Improved production of Bacillus subtilis cholesterol oxidase by optimization of process parameters using response surface methodology.

Background: Cholesterol oxidase has numerous biomedical and industrial applications. In the current study, a new bacterial strain was isolated from sewage and was selected for its high potency for cholesterol degradation (%) and production of high cholesterol oxidase activity (U/OD₆₀₀).

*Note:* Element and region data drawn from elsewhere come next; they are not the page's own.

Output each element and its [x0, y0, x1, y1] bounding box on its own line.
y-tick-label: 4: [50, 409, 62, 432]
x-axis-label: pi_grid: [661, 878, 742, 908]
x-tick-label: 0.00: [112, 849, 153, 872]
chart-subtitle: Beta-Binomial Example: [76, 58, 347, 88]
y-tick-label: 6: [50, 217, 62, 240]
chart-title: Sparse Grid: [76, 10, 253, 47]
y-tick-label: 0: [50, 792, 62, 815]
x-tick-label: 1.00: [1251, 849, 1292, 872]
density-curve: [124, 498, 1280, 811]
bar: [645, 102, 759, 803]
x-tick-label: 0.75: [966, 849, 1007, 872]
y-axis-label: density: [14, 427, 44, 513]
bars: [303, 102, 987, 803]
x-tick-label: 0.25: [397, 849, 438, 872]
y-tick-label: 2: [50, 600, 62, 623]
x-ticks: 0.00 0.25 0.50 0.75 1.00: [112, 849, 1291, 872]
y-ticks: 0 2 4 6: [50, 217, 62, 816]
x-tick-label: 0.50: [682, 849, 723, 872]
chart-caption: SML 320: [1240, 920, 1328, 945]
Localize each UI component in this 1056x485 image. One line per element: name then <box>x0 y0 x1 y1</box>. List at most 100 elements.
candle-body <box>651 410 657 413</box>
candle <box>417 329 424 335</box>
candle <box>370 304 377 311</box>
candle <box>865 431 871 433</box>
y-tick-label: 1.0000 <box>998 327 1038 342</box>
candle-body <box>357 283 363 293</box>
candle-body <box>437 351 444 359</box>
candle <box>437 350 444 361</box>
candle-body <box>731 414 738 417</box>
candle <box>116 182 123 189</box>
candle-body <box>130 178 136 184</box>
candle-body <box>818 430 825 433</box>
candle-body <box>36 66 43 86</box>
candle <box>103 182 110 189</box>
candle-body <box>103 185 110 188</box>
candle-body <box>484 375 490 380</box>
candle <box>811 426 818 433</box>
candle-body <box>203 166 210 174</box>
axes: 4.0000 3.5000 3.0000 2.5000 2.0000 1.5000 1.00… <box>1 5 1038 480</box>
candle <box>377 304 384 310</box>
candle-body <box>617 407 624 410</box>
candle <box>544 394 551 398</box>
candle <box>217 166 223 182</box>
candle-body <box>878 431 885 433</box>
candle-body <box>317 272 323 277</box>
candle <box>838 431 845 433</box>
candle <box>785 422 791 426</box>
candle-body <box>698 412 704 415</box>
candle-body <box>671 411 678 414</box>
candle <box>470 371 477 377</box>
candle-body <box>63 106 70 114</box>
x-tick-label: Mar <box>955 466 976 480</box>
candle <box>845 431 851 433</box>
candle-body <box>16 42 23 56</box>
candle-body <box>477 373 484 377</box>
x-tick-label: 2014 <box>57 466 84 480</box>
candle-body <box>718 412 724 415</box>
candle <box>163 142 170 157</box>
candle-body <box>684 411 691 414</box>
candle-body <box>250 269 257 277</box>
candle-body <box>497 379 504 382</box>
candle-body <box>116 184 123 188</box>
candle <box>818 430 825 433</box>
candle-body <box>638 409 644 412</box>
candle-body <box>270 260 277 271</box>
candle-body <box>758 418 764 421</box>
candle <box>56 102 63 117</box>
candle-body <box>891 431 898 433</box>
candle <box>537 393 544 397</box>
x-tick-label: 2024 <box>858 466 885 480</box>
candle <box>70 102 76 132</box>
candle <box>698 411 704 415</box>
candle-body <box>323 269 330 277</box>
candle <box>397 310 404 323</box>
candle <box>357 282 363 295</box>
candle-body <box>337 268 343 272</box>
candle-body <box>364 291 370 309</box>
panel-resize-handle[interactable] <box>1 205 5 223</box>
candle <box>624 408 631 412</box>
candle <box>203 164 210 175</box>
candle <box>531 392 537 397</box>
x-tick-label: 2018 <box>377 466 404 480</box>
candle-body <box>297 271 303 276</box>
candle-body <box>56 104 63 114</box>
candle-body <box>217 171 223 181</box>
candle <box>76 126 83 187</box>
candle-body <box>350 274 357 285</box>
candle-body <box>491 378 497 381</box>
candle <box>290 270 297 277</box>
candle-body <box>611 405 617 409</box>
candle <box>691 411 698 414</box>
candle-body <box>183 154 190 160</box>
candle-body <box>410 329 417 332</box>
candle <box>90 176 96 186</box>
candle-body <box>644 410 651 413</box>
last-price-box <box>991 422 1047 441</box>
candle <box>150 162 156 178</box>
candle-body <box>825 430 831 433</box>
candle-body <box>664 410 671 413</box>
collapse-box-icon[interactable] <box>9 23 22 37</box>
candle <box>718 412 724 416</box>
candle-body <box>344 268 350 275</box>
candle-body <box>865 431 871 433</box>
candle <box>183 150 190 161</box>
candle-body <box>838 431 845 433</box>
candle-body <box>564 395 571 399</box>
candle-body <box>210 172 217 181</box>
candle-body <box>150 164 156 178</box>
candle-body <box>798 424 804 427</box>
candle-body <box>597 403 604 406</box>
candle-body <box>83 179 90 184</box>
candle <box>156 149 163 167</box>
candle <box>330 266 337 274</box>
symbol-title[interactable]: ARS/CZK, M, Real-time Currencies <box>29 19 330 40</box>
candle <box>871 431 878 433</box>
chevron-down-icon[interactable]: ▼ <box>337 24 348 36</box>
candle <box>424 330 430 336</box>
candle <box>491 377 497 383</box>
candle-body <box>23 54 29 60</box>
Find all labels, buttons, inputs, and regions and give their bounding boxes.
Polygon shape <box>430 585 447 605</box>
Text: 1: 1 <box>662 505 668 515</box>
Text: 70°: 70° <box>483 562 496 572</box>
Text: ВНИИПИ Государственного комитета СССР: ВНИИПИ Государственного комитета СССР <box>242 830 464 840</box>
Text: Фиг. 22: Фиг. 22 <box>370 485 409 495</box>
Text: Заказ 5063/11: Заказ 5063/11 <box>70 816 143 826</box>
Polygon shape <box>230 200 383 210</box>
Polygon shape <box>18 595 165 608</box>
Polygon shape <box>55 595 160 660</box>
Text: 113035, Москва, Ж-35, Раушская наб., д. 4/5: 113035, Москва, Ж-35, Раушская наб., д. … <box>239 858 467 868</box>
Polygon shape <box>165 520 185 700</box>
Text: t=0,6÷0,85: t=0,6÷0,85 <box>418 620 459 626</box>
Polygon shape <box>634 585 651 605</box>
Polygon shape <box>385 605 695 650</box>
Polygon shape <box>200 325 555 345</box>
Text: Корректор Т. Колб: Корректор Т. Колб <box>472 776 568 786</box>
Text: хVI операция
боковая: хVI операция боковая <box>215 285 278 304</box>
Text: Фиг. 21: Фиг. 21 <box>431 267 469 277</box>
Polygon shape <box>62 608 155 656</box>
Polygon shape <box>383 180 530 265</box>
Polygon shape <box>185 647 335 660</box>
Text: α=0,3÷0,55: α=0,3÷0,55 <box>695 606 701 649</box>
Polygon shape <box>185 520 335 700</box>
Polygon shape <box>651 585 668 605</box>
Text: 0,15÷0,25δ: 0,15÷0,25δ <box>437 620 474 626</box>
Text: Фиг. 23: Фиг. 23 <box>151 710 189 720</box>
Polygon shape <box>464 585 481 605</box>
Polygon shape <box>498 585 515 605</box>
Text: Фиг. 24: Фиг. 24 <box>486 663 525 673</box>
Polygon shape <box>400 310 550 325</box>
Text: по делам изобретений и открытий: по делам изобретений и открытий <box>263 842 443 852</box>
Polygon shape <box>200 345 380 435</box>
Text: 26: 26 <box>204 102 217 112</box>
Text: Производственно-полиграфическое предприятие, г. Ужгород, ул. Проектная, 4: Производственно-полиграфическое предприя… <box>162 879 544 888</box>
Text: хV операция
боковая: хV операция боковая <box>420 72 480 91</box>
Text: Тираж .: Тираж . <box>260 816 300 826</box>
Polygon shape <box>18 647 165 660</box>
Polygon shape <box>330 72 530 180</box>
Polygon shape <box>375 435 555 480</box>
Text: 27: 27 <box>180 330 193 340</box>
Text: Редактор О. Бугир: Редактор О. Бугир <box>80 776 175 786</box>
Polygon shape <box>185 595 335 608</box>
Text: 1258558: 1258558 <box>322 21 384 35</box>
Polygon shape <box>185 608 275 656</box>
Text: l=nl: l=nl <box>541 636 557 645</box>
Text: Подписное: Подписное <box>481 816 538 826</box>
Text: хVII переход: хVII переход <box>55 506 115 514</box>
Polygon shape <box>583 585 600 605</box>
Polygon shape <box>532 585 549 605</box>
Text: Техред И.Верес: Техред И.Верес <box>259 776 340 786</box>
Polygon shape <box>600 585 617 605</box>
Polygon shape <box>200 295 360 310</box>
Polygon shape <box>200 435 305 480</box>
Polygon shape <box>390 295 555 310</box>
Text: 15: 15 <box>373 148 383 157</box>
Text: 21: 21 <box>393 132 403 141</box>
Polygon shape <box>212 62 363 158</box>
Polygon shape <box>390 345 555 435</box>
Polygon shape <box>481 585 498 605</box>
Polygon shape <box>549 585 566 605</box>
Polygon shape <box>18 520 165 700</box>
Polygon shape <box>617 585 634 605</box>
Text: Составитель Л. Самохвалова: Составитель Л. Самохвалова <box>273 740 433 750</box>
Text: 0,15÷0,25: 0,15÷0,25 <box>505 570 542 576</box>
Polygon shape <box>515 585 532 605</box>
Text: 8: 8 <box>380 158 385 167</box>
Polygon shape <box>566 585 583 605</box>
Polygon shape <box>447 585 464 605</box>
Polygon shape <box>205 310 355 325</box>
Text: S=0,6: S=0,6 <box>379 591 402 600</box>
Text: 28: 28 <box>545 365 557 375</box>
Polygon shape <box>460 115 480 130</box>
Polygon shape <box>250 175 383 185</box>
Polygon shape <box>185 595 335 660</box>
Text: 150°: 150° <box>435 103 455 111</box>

Results: Based on the sequence of 16S rRNA gene, the bacterium was identified as Bacillus subtilis. The fermentation conditions affecting cholesterol degradation (%) and the activity of cholesterol oxidase (U/OD₆₀₀) of B. subtilis were optimized through fractional factorial design (FFD) and response surface methodology (RSM). According to this sequential optimization approach, 80.152% cholesterol degradation was achieved by setting the concentrations of cholesterol, inoculum size, and magnesium sulphate at 0.05 g/l, 6%, and 0.05 g/l, respectively. Moreover, 85.461 U of cholesterol oxidase/OD₆₀₀ were attained by adjusting the fermentation conditions at initial pH, 6; volume of the fermentation medium, 15 ml/flask; and concentration of cholesterol, 0.05 g/l. The optimization process improved cholesterol degradation (%) and the activity of cholesterol oxidase (U/OD₆₀₀) by 139% and 154%, respectively. No cholesterol was detected in the spectroscopic analysis of the optimized fermented medium via gas chromatography-mass spectroscopy (GC-MS).

Conclusion: The current study provides principal information for the development of efficient production of cholesterol oxidase by B. subtilis that could be used in various applications.